Com a aproximação dos 900 anos da batalha de S. Mamede – cuja comemoração acontecerá em 2028 – o tema da génese de Portugal como Estado independente merece ser tratado com mais acuidade, mormente em Guimarães, que foi a localidade onde esse confronto militar se desenrolou e cuja população se orgulha de assinalar essa circunstância de lugar, através da famosa inscrição “Aqui nasceu Portugal”.
Para proporcionar um exercício de reflexão sobre as consequências políticas da batalha de S. Mamede a partir do senso comum (empirismo), sugerimos que o leitor procure responder às questões que a seguir apresentamos, levando em conta os factos e realidades previamente enunciados.
I – Deste modo, antes de responder, atenda às seguintes considerações:
- A independência de Portugal foi obtida por desmembramento dos reinos da Galiza, Leão e Castela, de que era rei Afonso VII e que, tal como afirmou Alexandre Herculano, a independência de Portugal “não caiu do céu” em Ourique;
- No outono de 1127, D. Afonso VII desceu ao norte de Portugal para proteger D. Teresa numa revolta contra ela protagonizada pelos senhores portucalenses e reafirmar a sua autoridade sobre o território de Portugal, cercando o castelo de Guimarães então defendido por D. Afonso Henriques, que se viu obrigado a prestar-lhe “vassalagem”, de forma indireta, por intermédio de seu aio;
- Poucos meses após, em 24 de junho de 1128, aconteceu a batalha de S. Mamede entre os mesmos senhores portucalenses comandados por D. Afonso Henriques e os partidários de sua mãe D. Teresa e do Conde de Trava, que eram vassalos de Afonso VII, e que, sendo derrotados, foram também desapossados do governo efetivo do território, sem que Afonso VII tivesse agora tomado qualquer atitude para repôr pelas armas “in status quo ante” o governo de Portugal.
Diante destes factos, formulam-se as seguintes perguntas:
Se no outono de 1127 D. Afonso VII cercou Guimarães em face de meras ameaças de revolta, por que razão não levou a efeito um ataque mais violento após a derrota dos seus vassalos na batalha de S. Mamede?

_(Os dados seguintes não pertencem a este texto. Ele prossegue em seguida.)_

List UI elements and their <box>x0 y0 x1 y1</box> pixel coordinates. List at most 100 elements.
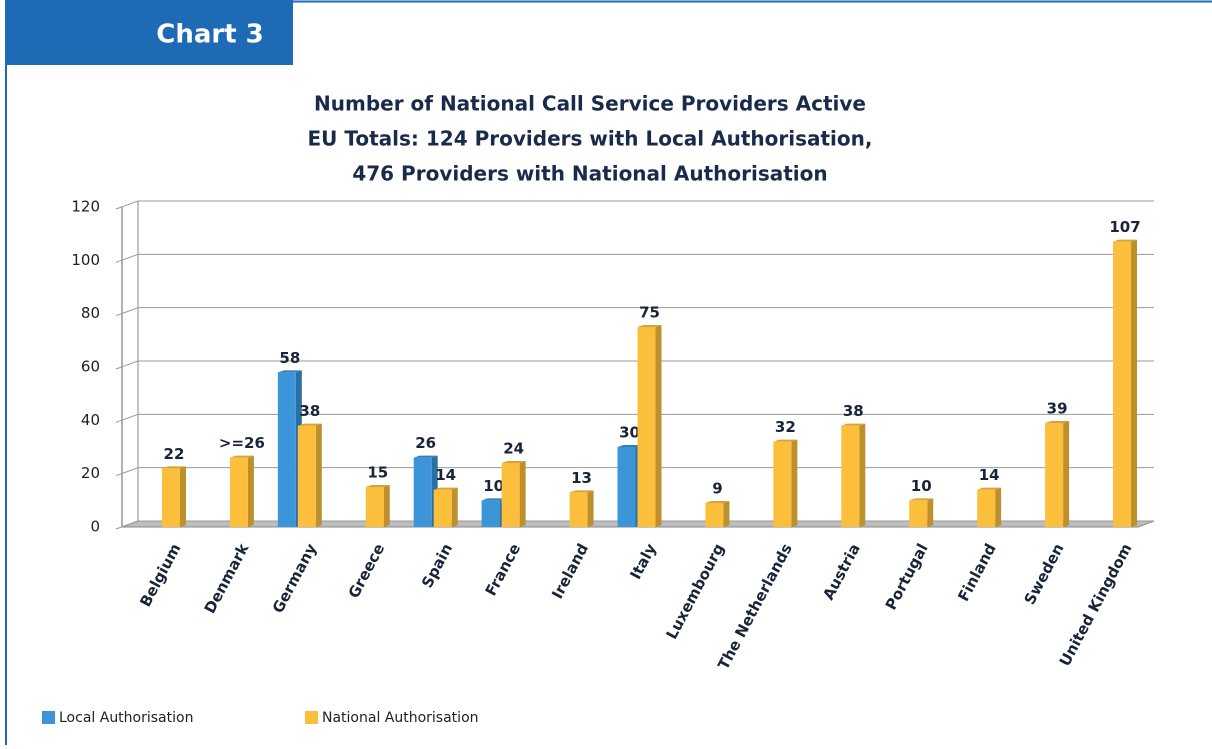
bar <box>1113 241 1132 527</box>
y-tick-label: 80 <box>81 304 100 322</box>
data-label: 15 <box>367 464 388 482</box>
bar-top <box>909 498 934 501</box>
bar <box>297 425 316 527</box>
legend-swatch <box>42 711 55 724</box>
data-label: 9 <box>712 480 722 498</box>
bar <box>617 447 636 527</box>
x-tick-label: Italy <box>626 540 660 582</box>
x-tick-label: Greece <box>345 541 389 602</box>
y-tick-label: 20 <box>81 464 100 482</box>
data-label: 22 <box>164 445 185 463</box>
bar <box>977 489 996 527</box>
data-label: 14 <box>979 466 1000 484</box>
x-tick-label: Spain <box>418 541 456 591</box>
y-tick-label: 0 <box>90 518 100 536</box>
data-label: 38 <box>843 402 864 420</box>
bar-top <box>501 461 526 463</box>
x-tick-label: Sweden <box>1021 541 1068 608</box>
bar-top <box>841 423 866 426</box>
bar-side <box>791 439 798 527</box>
bar-side <box>383 485 390 527</box>
x-tick-label: The Netherlands <box>714 540 796 672</box>
x-tick-label: Luxembourg <box>662 541 727 643</box>
x-tick-label: Denmark <box>201 540 253 617</box>
data-label: 30 <box>619 424 640 442</box>
header-tab <box>5 0 293 65</box>
bar <box>773 441 792 527</box>
bar <box>841 425 860 527</box>
bar <box>501 463 520 527</box>
bar-side <box>519 461 526 527</box>
bar-top <box>297 423 322 426</box>
data-label: 39 <box>1047 400 1068 418</box>
bar <box>161 468 180 527</box>
bar-side <box>723 501 730 527</box>
x-tick-label: Finland <box>954 541 999 605</box>
bar-side <box>1131 239 1138 527</box>
grid-line-side <box>115 253 139 263</box>
data-label: 58 <box>279 349 300 367</box>
bar <box>413 457 432 527</box>
data-label: 24 <box>503 440 524 458</box>
bar <box>365 487 384 527</box>
bar-top <box>481 498 506 501</box>
y-tick-label: 60 <box>81 358 100 376</box>
bar-side <box>451 487 458 527</box>
chart-title: Number of National Call Service Provider… <box>314 92 866 116</box>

Não se poderá entender que a vitória de D. Afonso Henriques sobre a mãe e o Conde de Trava também se estendeu ao suserano dos derrotados e que a subsequente falta de reação de Afonso VII pode ser interpretada como um reconhecimento tácito da independência de Portugal?
II – Tome em atenção as seguintes observações:
- A partir de 24 de junho de 1128 D. Afonso Henriques construiu três castelos (Celmes, Birreto e Cedofeita) e fez várias incursões militares em território que hoje pertence à Galiza, porque reclamava a titularidade senhorial (domínio) das províncias de Toronho e Límia;
- Mais tarde, em 1135, Afonso VII foi coroado imperador na catedral de Leão perante todos os reis e senhores peninsulares que eram seus vassalos, mas a essa cerimónia não compareceu D. Afonso Henriques, nem invocou qualquer “indisposição momentânea” para justificar essa ausência;
- As obrigações militares e a presença nos conselhos eram fórmulas gerais de vassalagem a um imperador, que D. Afonso Henriques nunca prestou a D. Afonso VII.
Assim, pergunta-se:
Como é que estas atitudes de D. Afonso Henriques (construção de castelos na Galiza, falta de comparência à coroação do imperador e não cumprimento de qualquer fórmula de vassalagem) se poderiam justificar se ele não estivesse reconhecido por Afonso VII como soberano de um território independente dos reinos da Galiza, Leão e Castela?
III – Por último, considerando que os Senhores de Portugal, D. Teresa e D. Afonso Henriques, cujo governo se cruzou com Afonso VII, rei da Galiza, Leão e Castela, são invariavelmente mencionados na Chronica Adephonsi Imperatoris com o título de regina e rex, respetivamente, e que, relativamente a D. Teresa, ainda se pode argumentar que esse tratamento correspondia a uma mera distinção honorífica por ser filha do rei Afonso VI, pergunta-se:
Dado que esta lógica não se aplica a D. Afonso Henriques, como se justifica o tratamento de rei que lhe é dado nesta Chronica, se não for entendido com o significado político de reconhecimento, por parte de Afonso VII, da sua realeza efetiva?